Show that points on a smooth manifold can be separated by smooth function

I need to show that given $$x,y\in M, x\neq y$$ where $$M$$ is a smooth manifold, $$\exists$$ a smooth function $$f:M\longrightarrow \mathbb{R}$$ such that $$f(x)=0, f(y)=1.$$

Attempt of the proof: Since $$M$$ is a smooth manifold, there exists an atlas $$\{(U_\alpha,\phi_ \alpha)\}_{\alpha\in\mathbb{N}}$$ such that all transition maps are smooth. Take two charts $$(U_1,\phi_1),(U_2,\phi_2)$$ such that $$x\in U_1,y\in U_2$$ and $$U_1\cap U_2\neq \emptyset$$, where $$\phi_1:U_1\longrightarrow V_1,\phi_2:U_2\longrightarrow V_2$$ are homeomorphisms, and $$V_1,V_2\subset \mathbb{R^n}$$ are open. By the definition of smooth manifold, I know that the transition map $$\phi_2 \phi_1^{-1}:\phi_1(U_1\cap U_2)\subset \mathbb{R^n}\longrightarrow \phi_2(U_1\cap U_2)\subset \mathbb{R^n}$$ is smooth. I now need to create a smooth map $$f:M\longrightarrow \mathbb{R}$$ that satisfies the required property.

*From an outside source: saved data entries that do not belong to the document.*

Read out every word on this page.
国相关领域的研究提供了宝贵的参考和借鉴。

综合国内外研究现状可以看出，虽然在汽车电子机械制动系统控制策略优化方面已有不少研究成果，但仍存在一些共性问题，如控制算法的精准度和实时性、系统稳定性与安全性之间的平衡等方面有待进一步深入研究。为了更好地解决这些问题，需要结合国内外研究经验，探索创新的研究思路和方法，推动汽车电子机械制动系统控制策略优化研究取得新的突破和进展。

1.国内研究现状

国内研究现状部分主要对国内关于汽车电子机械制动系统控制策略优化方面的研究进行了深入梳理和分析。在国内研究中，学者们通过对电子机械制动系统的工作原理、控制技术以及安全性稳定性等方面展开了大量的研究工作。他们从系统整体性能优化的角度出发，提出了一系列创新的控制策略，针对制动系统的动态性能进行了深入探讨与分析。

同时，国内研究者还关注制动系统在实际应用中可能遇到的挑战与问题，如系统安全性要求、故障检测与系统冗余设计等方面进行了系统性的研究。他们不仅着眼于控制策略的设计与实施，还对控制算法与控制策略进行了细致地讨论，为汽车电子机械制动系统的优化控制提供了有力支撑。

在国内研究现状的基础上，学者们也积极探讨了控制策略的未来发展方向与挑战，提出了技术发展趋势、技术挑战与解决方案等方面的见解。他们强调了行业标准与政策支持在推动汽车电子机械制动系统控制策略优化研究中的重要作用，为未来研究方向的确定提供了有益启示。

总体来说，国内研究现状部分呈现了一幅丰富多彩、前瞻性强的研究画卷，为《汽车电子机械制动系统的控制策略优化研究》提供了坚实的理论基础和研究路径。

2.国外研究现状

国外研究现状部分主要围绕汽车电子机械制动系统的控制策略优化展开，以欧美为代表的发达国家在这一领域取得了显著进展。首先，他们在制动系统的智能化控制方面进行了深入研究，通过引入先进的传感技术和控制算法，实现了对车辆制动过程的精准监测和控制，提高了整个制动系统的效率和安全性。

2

In my definition $$f:M\longrightarrow \mathbb{R}$$ is smooth if for any coordinate chart $$(U,\phi)$$, $$f\phi^{-1}:\phi(U)\subset \mathbb{R^n}\longrightarrow\mathbb{R}$$ is smooth.

EDIT: One natural thing that I could do in this case is to send $$U_2$$ to $$V\subset\mathbb{R}$$ by a homeomorphism. I think that is not possible, especially if the dimension of the maniold is $$> 1$$. If that was the case, the transition map is smooth, but still would not fulfill the requirement of my smooth function $$f.$$
Let $(U,\phi)$ be a chart around $y\in U$ such that $x\not\in U$ and let $V=\phi(U)\subset \mathbb{R}^n$. Now choose a smooth and compactly supported function $g\in C_c^\infty(V)$ such that $g(\phi(y))=1$. This is possible, just take a variant of a standard mollifier. This gives you a smooth, compactly supported function (smooth as composition of smooth maps)
$$f=g\circ\phi:U\rightarrow \mathbb{R}$$
Because the function has compact support, you can just extend it by $0$ to all of $M$ and it will still be smooth. This gives you a smooth function $f:M\rightarrow\mathbb{R}$ such that $f(x)=0$ and $f(y)=1$.